The model will not just be a computerized version of a functional cell—the team is using a city as a metaphor for the cell. Like a city, the cell is a hierarchical system, so the group aims to integrate models starting from the atomic level, through the molecular level and up to the organelle level.
“We are starting to understand who the citizens are, what the infrastructure looks like and how the governing hierarchy operates,” co-author Kyle McClary, a PhD candidate at the Dornsife College, said in a statement. “We are trying to distill the cell's fundamental properties into abstract representations that are more approachable.”
In order to achieve such a lofty goal, the group already includes biologists, chemists, structural biologists, computational biologists, engineers, and mathematicians. Since the group also aims to tell the story of the cell, they have also included filmmakers and artists whom they hope will add a new perspective and help to make the science accessible to laypeople and scientists alike.
The team chose to create the model of the ß cell for 2 primary reasons: the cell is known to be involved in diabetes, thus its structure is likely to open doors for many disease treatments, and that it is well-studied. There are a vast amount of data on its parts and functions already available for the researchers to utilize.
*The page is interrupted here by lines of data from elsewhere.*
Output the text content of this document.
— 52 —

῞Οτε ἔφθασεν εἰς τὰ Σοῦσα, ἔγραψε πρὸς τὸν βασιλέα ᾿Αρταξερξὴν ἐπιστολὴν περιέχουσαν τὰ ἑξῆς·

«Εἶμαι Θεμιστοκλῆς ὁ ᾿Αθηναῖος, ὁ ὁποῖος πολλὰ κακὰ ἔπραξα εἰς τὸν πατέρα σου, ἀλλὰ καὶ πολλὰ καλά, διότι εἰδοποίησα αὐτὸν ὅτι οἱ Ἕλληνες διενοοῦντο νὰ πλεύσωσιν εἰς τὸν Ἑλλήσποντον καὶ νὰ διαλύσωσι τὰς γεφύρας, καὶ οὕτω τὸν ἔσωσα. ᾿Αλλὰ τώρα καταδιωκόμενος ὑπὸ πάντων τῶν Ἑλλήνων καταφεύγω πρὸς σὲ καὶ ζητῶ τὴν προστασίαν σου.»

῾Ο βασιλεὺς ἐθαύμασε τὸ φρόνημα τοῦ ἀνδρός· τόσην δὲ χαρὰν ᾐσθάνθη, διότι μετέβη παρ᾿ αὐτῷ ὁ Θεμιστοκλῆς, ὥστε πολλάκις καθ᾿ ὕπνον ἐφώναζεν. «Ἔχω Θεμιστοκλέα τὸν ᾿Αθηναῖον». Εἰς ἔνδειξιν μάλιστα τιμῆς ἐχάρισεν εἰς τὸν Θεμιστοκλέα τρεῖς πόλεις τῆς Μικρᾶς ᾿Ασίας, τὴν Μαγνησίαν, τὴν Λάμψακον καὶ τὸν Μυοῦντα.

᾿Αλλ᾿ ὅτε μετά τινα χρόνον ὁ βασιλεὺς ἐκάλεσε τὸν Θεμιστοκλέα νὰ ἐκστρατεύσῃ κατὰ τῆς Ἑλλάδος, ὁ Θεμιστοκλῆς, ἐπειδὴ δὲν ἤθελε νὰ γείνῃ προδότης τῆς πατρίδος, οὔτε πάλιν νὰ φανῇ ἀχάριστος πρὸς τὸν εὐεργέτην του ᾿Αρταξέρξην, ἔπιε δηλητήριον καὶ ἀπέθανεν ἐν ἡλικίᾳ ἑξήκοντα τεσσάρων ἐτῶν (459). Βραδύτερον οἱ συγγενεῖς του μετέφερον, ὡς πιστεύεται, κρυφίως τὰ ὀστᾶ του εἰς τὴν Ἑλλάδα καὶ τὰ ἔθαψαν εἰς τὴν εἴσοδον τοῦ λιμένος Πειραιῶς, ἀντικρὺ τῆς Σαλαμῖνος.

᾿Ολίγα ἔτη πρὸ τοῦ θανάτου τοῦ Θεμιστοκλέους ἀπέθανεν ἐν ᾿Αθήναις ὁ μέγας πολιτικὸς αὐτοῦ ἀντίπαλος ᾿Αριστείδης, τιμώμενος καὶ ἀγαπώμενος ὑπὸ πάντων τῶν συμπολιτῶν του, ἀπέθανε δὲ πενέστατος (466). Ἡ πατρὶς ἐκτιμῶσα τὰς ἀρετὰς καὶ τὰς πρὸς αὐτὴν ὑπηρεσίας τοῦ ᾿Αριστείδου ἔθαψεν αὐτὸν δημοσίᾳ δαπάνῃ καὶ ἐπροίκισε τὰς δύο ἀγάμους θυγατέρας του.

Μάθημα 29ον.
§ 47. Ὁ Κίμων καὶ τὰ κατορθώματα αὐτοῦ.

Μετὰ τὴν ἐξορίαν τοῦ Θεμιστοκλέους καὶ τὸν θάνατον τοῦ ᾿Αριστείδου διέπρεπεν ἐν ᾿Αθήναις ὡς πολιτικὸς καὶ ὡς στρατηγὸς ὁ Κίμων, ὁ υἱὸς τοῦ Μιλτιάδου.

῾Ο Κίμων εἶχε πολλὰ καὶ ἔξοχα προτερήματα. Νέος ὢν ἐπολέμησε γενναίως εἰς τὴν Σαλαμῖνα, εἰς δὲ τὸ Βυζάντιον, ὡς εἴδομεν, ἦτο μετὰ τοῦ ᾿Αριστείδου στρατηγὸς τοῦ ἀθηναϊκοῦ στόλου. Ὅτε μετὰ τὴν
Despite the available information, though, the challenge lies in combining all of the available data, which includes imaging, computational, biological, physical, and chemical information, all in to one model. “This is the ultimate modeling problem,” said co-author Andrej Sali, PhD, coauthor and a computational and structural biologist at the University of California, San Francisco.
The group is welcoming input, ideas, and data from anyone interested in participating, from doctors treating diabetes to citizen scientists. While the team is working on an open-source data bank where scientists can contribute their own data on the cell, the group’s website requests that anyone interested in getting involved use a contact form to reach out to Kate White, the director of the consortium.
The perspective, “Opportunities and Challenges in Building a Spatiotemporal Multi-scale Model of the Human Pancreatic β Cell,” was published in Cell.